Los versos de Santa Teresa de Ávila, primera mujer declarada Doctora de la Iglesia, ayudaron a los nazarenos a comprender mejor que “En la Cruz está la vida y el consuelo”, mientras que las palabras de Santa Edith Stein, intelectual judía convertida al cristianismo que se hizo carmelita y murió en el campo de concentración de Auschwitz, pusieron de manifiesto que “la Cruz no es un fin en sí misma. La Cruz se perfila hacia lo alto y sirve como anuncio de lo alto, símbolo triunfal con el que Cristo llama a las puertas del cielo y las abre de par en par”. Luis de Góngora y Diego Gómez Manrique de Lara personificaron sus versos en boca del Pregonero para hablar del sufrimiento de Jesús y describir de María el sufrimiento.

Un Pregón tejido de otras voces y otros tiempos.

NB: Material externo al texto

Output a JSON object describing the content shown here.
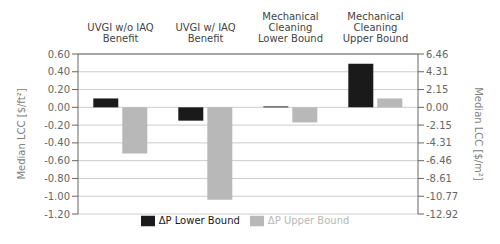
{
  "chart_data": {
    "type": "bar",
    "categories": [
      "UVGI w/o IAQ\nBenefit",
      "UVGI w/ IAQ\nBenefit",
      "Mechanical\nCleaning\nLower Bound",
      "Mechanical\nCleaning\nUpper Bound"
    ],
    "series": [
      {
        "name": "ΔP Lower Bound",
        "color": "#1a1a1a",
        "values": [
          0.1,
          -0.15,
          0.01,
          0.49
        ]
      },
      {
        "name": "ΔP Upper Bound",
        "color": "#b8b8b8",
        "values": [
          -0.52,
          -1.04,
          -0.17,
          0.1
        ]
      }
    ],
    "ylabel": "Median LCC [$/ft²]",
    "y2label": "Median LCC [$/m²]",
    "ylim": [
      -1.2,
      0.6
    ],
    "yticks": [
      {
        "value": 0.6,
        "label": "0.60"
      },
      {
        "value": 0.4,
        "label": "0.40"
      },
      {
        "value": 0.2,
        "label": "0.20"
      },
      {
        "value": 0.0,
        "label": "0.00"
      },
      {
        "value": -0.2,
        "label": "-0.20"
      },
      {
        "value": -0.4,
        "label": "-0.40"
      },
      {
        "value": -0.6,
        "label": "-0.60"
      },
      {
        "value": -0.8,
        "label": "-0.80"
      },
      {
        "value": -1.0,
        "label": "-1.00"
      },
      {
        "value": -1.2,
        "label": "-1.20"
      }
    ],
    "y2lim": [
      -12.92,
      6.46
    ],
    "y2ticks": [
      6.46,
      4.31,
      2.15,
      {
        "value": 0.0,
        "label": "0.00"
      },
      -2.15,
      -4.31,
      -6.46,
      -8.61,
      -10.77,
      -12.92
    ],
    "grid": true,
    "legend": "bottom"
  }
}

Un Pregón cuajado de sentimientos compartidos y de una fe que de palabra en palabra y de texto en texto, desde el principio se ha ido transmitiendo. Una devoción que encuentra su máxima expresión en la Semana Santa de Cuenca y que al fin, casi tres años después, está preparada para sacar a la calle aquello que los conquenses llamamos el Sacramento de nuestra fe.